Integrin Signaling 
Integrins comprise a large family of cell-surface adhesion receptors that are found in many animal species, ranging from sponges to mammals. Integrins control cell migration and anchorage and, therefore, are crucial for many biological processes including embryogenesis, haemostasis, immune response and maintenance of the tissue integrity. Improperly balanced stickiness of the cells, caused by the integrin mutations or misregulation, contributes to a number of serious human disorders, including rheumatoid arthritis, heart attack, stroke and cancer. Therefore, understanding the mechanism of the integrin function is of both physiological and pathological significance.
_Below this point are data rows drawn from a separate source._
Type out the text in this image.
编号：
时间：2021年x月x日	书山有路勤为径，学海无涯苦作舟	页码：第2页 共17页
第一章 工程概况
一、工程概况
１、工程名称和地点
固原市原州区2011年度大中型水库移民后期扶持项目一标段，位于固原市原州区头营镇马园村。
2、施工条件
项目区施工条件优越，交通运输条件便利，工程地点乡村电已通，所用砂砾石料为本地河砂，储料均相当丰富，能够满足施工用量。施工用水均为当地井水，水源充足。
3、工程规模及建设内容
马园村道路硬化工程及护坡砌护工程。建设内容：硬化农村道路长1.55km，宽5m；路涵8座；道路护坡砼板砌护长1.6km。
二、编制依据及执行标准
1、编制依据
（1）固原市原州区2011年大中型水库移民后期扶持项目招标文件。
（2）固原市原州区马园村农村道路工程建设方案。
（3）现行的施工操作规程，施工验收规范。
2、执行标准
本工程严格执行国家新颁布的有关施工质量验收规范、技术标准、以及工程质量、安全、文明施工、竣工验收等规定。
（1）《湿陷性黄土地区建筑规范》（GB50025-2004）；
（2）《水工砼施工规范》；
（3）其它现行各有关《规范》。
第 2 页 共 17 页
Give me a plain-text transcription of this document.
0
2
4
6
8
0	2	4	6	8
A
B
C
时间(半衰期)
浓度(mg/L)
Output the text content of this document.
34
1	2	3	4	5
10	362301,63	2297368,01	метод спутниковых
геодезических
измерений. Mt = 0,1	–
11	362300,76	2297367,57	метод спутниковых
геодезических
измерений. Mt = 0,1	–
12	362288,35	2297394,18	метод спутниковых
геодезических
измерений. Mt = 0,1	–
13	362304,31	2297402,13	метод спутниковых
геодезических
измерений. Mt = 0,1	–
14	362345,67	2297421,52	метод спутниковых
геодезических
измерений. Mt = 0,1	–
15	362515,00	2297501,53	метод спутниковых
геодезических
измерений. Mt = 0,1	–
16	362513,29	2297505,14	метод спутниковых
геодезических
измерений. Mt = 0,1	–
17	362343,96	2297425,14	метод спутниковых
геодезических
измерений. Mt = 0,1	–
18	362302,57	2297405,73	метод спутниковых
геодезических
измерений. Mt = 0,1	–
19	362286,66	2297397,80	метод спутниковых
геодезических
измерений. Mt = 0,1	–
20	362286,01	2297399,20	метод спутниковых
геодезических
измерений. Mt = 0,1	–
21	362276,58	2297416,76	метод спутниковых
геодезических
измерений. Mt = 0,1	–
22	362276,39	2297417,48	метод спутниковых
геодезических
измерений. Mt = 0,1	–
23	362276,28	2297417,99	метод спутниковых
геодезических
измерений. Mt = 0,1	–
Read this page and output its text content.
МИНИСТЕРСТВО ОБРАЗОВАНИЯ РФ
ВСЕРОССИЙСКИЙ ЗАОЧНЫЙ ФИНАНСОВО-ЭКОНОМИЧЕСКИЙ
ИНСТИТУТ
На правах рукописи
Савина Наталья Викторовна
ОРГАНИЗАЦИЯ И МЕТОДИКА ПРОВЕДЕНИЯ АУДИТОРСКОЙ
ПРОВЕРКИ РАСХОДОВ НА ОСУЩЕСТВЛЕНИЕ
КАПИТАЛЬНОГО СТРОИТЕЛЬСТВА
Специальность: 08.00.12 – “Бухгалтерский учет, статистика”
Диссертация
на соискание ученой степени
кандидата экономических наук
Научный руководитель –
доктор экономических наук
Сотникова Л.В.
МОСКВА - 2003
Intact integrin receptors are noncovalent heterodimers. The extracellular domains bind variety of ligands, whereas the intracellular cytoplasmic tails anchor to cytoskeletal/ signaling proteins. Integrins are unique in their bi-directional signal transduction capabilities. Although significant progress has been made in the molecular understanding of integrins activation, referred to as "inside-out" signaling, much less is known about early intracellular events following the integrin mediated extracellular matrix engagement, a process termed as "outside-in" signaling. Among the earliest biochemical responses related to outside-in signaling are tyrosine kinases activation and phosphorylation of β integrin cytoplasmic tails. We have investigated and defined how tyrosine phosphorylation affects the structure of β3 integrin cytoplasmic tail and its interactions with several intracellular target proteins.